Rieck told me about a conference and we walked together to the National Academy of Sciences of Armenia, venue of an international gathering with the title “Armenian Genocide – 100, From Recognition to Reparation”. I just went in and was made welcome.

It was a conference of more than 100 academics from Armenia, Russia, Europe, Australia and North America. They looked at a wide range of topics, including the impact of the Genocide on the arts, but the meatiest, most newsy issue was reparations from Turkey.

A lecturer in general education from the American University of Armenia, David Davidian, told the conference that he estimated the material losses of Armenians in the Genocide at three trillion U.S. dollars. This did not take into account any compensation for loss of life or injury.

One participant, Armen Marukyan, gave me a copy of his book “The Basis and Opportunities of Applying to International Court on the Case of the Armenian Genocide”. It goes into legalities in some detail. Marukyan writes that before the Genocide, Armenians in eastern Turkey had 1,860 churches and chapels, 451 monasteries and about 2,000 schools.

The conference had the usual formality of academia, but it also felt quite cosy. The community of genocide specialists is fairly small. At the end a portly Russian professor with a red bow tie and matching handkerchief in his jacket pocket, Vladimir Sakharov, grandly handed out medals. Have we suddenly been taken in a time machine back to the Soviet era, I wondered.
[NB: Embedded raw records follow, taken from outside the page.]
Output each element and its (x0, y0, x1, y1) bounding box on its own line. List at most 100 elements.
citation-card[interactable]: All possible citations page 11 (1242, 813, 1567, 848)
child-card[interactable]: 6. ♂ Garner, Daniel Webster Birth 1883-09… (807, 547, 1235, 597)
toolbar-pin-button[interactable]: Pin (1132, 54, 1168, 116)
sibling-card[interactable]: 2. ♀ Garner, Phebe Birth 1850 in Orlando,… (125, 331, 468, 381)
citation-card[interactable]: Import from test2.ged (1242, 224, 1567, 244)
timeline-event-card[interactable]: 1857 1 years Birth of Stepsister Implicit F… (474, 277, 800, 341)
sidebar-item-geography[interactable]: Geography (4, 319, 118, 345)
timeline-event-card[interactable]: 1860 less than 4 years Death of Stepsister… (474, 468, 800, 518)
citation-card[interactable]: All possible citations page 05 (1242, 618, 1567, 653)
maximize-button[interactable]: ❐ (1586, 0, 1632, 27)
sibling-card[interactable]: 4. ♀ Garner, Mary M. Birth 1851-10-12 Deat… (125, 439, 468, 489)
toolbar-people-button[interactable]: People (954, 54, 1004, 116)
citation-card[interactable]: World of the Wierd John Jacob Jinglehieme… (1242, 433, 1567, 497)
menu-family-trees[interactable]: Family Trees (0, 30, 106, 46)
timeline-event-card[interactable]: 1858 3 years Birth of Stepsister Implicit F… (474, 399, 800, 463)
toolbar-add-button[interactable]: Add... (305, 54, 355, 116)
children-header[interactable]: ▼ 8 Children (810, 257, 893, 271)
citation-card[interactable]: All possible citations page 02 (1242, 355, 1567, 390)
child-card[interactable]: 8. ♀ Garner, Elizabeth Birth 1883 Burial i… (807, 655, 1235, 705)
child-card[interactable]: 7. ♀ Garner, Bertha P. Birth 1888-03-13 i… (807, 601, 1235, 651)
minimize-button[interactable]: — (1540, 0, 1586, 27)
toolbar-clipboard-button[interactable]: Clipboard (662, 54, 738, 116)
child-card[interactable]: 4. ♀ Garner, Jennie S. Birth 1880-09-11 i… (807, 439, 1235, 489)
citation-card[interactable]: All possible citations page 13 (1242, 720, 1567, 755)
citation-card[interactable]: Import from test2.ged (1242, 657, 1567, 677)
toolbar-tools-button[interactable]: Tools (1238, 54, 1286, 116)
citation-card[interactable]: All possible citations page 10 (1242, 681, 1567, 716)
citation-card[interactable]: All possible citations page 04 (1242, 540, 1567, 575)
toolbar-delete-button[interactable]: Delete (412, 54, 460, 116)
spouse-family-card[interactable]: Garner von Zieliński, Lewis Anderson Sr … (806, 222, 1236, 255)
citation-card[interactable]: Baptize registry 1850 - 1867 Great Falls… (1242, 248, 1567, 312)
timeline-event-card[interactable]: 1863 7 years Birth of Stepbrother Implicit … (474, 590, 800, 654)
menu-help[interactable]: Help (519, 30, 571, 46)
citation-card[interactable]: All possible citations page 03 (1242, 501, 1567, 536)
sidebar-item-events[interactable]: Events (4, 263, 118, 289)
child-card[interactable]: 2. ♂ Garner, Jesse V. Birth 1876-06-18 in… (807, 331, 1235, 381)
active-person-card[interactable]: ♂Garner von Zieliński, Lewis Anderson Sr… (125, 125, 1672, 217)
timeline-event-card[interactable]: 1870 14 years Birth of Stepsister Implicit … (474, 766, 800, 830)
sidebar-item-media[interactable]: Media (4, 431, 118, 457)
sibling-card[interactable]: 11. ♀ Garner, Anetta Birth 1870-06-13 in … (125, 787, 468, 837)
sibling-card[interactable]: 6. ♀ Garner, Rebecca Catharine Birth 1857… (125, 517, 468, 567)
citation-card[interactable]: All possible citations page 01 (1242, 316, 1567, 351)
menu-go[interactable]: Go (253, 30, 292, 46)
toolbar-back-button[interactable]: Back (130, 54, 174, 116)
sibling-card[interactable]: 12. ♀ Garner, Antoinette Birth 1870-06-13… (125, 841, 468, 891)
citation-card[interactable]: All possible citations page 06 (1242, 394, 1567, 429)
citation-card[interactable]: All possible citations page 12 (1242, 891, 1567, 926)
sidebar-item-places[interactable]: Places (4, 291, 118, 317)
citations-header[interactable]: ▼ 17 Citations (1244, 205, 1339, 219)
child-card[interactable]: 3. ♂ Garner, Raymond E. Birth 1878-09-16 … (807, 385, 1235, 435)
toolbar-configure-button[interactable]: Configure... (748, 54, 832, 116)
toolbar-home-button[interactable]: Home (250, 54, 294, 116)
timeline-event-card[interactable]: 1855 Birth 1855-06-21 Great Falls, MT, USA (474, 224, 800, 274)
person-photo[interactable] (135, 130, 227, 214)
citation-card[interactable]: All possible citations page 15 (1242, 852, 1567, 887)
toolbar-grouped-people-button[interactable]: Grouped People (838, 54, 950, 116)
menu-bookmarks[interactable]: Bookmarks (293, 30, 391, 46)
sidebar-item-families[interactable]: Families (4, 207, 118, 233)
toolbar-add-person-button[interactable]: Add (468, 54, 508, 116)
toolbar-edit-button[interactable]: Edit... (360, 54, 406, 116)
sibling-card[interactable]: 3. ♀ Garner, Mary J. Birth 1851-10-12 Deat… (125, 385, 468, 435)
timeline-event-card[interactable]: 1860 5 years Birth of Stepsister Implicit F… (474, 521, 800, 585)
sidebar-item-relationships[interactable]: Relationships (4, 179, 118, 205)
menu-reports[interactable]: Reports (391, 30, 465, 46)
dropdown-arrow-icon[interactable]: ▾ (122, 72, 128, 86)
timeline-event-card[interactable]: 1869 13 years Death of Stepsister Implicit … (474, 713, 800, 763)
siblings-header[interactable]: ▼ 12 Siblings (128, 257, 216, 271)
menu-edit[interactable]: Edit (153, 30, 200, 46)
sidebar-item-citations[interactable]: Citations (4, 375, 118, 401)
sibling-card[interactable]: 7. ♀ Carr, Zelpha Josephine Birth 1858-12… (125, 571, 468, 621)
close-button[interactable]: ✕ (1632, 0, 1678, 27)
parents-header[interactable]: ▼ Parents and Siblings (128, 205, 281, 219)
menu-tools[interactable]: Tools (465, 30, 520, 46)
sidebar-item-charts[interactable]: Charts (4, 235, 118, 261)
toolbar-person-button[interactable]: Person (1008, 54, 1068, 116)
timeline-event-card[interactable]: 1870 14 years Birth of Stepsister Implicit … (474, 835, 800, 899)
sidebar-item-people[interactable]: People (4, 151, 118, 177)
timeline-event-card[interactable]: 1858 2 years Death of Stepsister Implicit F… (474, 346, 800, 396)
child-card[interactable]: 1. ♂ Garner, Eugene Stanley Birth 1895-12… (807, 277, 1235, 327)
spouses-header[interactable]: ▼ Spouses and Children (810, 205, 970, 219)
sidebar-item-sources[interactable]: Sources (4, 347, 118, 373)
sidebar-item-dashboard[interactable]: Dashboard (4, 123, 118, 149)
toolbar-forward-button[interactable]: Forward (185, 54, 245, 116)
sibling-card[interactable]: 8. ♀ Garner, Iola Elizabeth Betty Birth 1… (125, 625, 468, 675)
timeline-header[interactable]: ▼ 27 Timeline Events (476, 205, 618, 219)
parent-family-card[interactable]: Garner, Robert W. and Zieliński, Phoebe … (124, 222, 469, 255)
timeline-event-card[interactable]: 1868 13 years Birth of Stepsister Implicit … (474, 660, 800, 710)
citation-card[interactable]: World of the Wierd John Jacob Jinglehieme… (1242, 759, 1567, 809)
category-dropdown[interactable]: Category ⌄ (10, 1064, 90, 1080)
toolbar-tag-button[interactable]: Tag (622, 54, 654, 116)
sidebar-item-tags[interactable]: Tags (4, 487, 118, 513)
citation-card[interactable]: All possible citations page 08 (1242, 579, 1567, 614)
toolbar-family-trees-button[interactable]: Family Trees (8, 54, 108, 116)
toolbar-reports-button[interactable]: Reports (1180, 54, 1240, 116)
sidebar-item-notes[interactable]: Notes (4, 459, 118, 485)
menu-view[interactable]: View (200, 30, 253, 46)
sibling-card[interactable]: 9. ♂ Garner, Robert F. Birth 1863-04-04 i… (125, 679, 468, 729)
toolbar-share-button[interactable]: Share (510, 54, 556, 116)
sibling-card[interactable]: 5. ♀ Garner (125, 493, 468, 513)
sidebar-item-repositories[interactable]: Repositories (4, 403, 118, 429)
The conference decided not to make any formal announcement to the media about its proceedings. I think conversation among academics about reparations from Turkey will rumble on for a while before they take any advice to the government, which has not so far brought a legal case against Turkey. From 1920 to 1991 Armenia was part of the Soviet Union and was not in a position to bring a law suit.

At conference close we all climbed into a bus and headed off to the Armenian Genocide memorial to lay the flowers. Just below the centre is one of many billboards in the city commemorating the centenary. Its message reads “I remember and demand”.

No one who has studied the chilling events of 1915 in Anatolia can doubt the scale of the atrocities.

But what exactly does Armenia demand one century later? Only Armenia, of course, can decide.